Dia mengatakan, saat kunjungannya di Kendari, Sulawesi Tenggara, tampak betapa banyak TKA yang bekerja di sana. Tak hanya sebagai tenaga ahli atau dalam kepasitas manajerial, tapi juga pada tingkatan buruh, sopir dan pekerja lapangan lainnya. Padahal, ujar AHY, pekerjaan-pekerjaan itu seharusnya mampu dilakukan oleh tenaga kerja Indonesia.
Semestinya, AHY menegaskan, pemerintah bersikap adil. AHY tak ingin pemerintah tak memprioritaskan kepentingan bangsa Indonesia
"Saya tekankan, ini soal rasa keadilan. Kita wajib mendahulukan hak rakyat, memperoleh kesempatan kerja di negeri sendiri. Kita tidak anti asing, tapi kita tidak terima jika rakyat dikalahkan, dinomorduakan atau hanya jadi penonton di negeri sendiri," tandasnya.

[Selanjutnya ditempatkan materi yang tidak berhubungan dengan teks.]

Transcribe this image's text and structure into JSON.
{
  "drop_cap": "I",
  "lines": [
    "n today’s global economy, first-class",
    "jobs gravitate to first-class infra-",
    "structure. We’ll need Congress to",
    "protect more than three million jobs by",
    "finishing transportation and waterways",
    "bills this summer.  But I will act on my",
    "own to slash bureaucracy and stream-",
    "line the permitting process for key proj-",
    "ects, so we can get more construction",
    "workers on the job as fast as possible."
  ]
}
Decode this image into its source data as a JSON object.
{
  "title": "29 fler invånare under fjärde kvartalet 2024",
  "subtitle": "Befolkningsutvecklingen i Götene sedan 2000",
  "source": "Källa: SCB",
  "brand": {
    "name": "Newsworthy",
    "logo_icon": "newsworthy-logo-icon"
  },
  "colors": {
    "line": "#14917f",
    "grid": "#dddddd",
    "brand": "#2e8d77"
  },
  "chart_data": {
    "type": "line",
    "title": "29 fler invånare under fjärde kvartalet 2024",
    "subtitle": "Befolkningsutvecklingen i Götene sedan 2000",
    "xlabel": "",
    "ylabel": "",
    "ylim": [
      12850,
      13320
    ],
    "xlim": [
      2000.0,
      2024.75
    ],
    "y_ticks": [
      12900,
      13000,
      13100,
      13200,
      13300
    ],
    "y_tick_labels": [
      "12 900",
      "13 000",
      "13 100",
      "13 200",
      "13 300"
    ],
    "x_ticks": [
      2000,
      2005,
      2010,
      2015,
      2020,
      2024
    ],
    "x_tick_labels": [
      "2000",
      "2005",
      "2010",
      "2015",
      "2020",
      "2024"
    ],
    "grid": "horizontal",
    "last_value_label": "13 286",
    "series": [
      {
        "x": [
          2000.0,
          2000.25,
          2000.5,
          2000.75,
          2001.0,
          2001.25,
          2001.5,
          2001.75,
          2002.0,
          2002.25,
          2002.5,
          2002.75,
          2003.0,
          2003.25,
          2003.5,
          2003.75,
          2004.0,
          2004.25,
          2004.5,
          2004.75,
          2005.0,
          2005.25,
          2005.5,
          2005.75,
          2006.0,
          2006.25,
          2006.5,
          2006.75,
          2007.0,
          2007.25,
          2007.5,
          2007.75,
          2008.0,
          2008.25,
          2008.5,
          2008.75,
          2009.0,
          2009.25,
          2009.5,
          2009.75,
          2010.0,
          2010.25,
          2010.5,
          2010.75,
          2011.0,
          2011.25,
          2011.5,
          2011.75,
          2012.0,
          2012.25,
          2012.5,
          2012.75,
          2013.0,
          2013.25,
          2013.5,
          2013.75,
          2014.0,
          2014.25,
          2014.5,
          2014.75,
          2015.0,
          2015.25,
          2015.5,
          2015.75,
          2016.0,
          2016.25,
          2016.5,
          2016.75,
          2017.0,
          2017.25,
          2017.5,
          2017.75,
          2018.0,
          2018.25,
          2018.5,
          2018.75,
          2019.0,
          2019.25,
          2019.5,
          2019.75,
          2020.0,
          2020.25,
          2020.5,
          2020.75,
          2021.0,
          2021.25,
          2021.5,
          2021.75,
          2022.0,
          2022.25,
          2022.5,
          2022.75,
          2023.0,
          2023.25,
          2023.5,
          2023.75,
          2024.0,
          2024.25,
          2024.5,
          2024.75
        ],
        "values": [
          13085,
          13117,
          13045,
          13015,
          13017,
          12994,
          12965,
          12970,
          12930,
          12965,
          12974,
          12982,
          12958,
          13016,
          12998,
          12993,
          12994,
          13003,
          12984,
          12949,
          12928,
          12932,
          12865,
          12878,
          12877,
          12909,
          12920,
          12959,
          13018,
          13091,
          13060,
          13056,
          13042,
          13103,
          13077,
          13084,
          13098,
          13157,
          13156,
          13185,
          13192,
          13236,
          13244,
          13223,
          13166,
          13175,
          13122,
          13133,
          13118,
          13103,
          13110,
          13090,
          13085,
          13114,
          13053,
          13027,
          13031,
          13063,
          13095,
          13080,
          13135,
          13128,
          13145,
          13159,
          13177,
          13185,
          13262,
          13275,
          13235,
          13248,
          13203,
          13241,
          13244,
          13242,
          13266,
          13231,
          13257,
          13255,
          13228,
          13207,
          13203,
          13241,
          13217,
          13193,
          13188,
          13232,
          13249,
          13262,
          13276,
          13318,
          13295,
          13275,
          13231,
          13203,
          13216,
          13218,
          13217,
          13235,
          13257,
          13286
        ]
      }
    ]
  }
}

Tarif listrik dan harga bahan pokok
AHY juga menyinggung terkait daya beli masyarakat yang semakin menurun. Hal ini disebabkan karena bahan-bahan kebutuhan pokok yang cenderung masih tinggi. AHY berani mengungkapkan ini setelah mendengarkan curhatan-curhatan rakyat soal harga kebutuhan pokok dan tarif listrik, selama ia turun.
"Hampir beberapa tempat yang kami datangi rakyak bertanya 'pak bagaimana ini? harga-harga kebutuhan naik. barang-barang semakin mahal'. Bahkan ada perkataaan ibu di Jawa tengah yang terngiang di telinga saya sampai sekarang, pak jangankan untuk sekolah anak, untuk hidup sehari-hari saja susah sekali rasanya". Kata AHY.
Pengangguran masih tinggi
Saat ini angka pengangguran di Indonesia masih tinggi. Hal ini diungkapkan AHY dalam orasinya. Menurut dia, tingginya tingkat pengangguran ini dikarenakan kurangnya lapangan pekerjaan.
Tak hanya itu, pendidikann rakyat Indonesia yang masih rendah juga menjadi masalah, sehingga tidak memungkinkan untuk bersaing di dunia global.
"Itulah sebabnya, pengangguran dan lapangan kerja, selalu menjadi persoalan sensitif. Dalam hal kualitas angkatan kerja, kita juga masih punya PR besar. Lebih dari 50 juta orang, angkatan kerja kita, berpendidikan sekolah dasar. Dengan fakta ini, rasanya, tidak mudah bagi kita, untuk bersaing dalam kompetisi global," kata AHY.